Yaa, Allah yaa ilahi Rabbi
Kami mengenang di malam ini
Tokoh pembela maruwah negeri
Allahyarham Ongah Tabrani
Melayu sudah ia bangunkan
Riau sudah ia perjuangkan
Sakai dan Bonai ia terbangkan
Upaya bangkit dari kemelaratan
Yaa, Allah yaa Tuhan kami
Ridhakanlah buah tangan O’Ngah Tabrani
Kembang kekalkan anugerah ini
Sebagai bekal akhirat nanti
INILAH lirik syair pembuka Malam Baca Puisi Bersama Mengenang O’Ngah Tabrani, Sabtu malam Ahad lalu (3/9/2022). Disenandungkan ratu syair Siska, diiringi gesekan biola yang sayup-sayup haluk Zuarman Ahmad.
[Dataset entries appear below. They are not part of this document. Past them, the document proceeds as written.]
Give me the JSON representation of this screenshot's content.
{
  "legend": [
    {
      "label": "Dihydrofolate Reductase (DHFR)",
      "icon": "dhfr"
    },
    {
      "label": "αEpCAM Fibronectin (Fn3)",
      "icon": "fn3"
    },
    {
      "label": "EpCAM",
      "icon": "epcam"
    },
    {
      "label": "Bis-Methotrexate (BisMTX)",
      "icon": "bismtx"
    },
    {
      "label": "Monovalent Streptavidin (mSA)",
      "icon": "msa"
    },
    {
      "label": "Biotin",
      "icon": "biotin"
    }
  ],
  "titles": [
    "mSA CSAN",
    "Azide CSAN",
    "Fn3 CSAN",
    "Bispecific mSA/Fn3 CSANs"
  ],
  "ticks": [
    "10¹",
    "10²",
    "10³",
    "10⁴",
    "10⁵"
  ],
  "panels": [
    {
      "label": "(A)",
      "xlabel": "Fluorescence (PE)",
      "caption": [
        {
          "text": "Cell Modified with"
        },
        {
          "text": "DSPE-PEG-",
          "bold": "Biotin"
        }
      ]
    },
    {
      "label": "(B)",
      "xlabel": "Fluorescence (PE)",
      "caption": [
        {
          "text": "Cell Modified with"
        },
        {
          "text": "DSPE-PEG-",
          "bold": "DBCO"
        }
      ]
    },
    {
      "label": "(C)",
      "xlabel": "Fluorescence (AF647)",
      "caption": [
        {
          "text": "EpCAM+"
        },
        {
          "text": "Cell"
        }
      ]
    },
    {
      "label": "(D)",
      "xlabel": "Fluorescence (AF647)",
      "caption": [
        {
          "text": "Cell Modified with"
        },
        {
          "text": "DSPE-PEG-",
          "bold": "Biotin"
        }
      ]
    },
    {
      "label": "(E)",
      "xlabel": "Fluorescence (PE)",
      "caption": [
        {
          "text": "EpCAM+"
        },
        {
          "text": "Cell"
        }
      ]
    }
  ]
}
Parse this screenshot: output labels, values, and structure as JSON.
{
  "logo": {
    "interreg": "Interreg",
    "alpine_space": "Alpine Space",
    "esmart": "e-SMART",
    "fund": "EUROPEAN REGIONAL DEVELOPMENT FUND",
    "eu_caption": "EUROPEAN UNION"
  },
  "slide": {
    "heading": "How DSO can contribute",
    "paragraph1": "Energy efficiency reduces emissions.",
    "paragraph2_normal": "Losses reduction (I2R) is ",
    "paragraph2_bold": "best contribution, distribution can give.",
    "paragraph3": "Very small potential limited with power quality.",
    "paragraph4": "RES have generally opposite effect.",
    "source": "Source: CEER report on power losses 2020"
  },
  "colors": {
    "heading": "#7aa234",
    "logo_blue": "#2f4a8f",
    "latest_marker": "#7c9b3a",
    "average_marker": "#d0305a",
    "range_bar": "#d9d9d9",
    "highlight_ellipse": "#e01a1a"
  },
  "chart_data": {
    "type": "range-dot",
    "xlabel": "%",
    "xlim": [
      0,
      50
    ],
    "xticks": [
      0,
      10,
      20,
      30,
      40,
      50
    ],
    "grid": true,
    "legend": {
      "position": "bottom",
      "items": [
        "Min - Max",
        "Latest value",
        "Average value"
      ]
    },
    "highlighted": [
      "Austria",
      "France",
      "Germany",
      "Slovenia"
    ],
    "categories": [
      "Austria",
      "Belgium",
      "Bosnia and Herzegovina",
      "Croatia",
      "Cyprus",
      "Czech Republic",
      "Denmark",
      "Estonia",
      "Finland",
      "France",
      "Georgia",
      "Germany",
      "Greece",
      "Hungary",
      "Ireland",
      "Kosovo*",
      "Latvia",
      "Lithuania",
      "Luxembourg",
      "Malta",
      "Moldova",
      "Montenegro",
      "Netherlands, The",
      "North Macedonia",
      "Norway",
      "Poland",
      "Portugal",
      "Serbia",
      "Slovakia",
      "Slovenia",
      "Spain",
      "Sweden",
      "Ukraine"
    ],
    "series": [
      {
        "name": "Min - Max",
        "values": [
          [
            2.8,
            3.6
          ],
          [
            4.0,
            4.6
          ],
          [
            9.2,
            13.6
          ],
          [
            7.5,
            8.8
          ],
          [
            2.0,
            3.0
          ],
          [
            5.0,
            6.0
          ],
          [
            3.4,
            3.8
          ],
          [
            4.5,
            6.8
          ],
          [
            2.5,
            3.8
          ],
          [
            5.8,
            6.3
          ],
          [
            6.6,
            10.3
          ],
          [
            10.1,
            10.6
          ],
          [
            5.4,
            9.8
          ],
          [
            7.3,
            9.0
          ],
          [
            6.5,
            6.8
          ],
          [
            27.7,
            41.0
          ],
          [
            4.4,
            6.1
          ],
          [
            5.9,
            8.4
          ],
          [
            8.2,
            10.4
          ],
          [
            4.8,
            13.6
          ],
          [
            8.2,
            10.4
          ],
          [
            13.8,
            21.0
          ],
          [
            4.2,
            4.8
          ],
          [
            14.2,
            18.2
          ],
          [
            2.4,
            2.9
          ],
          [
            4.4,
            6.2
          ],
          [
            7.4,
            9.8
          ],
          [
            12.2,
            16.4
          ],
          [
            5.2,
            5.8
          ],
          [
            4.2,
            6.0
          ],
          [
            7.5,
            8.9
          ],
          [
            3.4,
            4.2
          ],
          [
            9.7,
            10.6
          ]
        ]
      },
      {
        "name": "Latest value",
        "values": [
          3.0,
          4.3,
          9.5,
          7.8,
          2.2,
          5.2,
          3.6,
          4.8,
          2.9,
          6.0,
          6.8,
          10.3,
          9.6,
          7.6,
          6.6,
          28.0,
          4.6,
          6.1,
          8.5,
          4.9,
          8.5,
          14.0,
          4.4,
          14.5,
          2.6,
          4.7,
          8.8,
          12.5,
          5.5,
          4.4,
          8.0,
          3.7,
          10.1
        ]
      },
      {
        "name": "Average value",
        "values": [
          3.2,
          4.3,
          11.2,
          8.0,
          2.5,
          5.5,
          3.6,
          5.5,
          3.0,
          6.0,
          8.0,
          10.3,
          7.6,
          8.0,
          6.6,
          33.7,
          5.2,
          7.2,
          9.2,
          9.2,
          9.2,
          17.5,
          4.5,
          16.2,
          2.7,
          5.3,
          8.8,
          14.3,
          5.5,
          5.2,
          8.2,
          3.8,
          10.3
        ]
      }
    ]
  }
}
Acara yang dipandu penyair wanita Murpausalian ini dihadiri penyair senior Rida K Liamsi, penyair Pattani Thailand Mahroso Dolloh dan Susiana Tabrani ~ pembina Yayasan Abdurrab yang menaungi Riau Abdurrab Malay Heritage Institute (Ramah). Dimeriahkan berbagai aksi penyair Riau, termasuk aksi kolaborasi lima penyair Riau Kazzaini Ks, Kunni Masrohanti, Bambang Karyawan, Siti Salmah, dan Mosthamir Thalib, membacakan puisi panjang berjudul Artikeliris O’Ngah Tabrani yang dikarang khusus untuk pahlawan hati orang Riau ini.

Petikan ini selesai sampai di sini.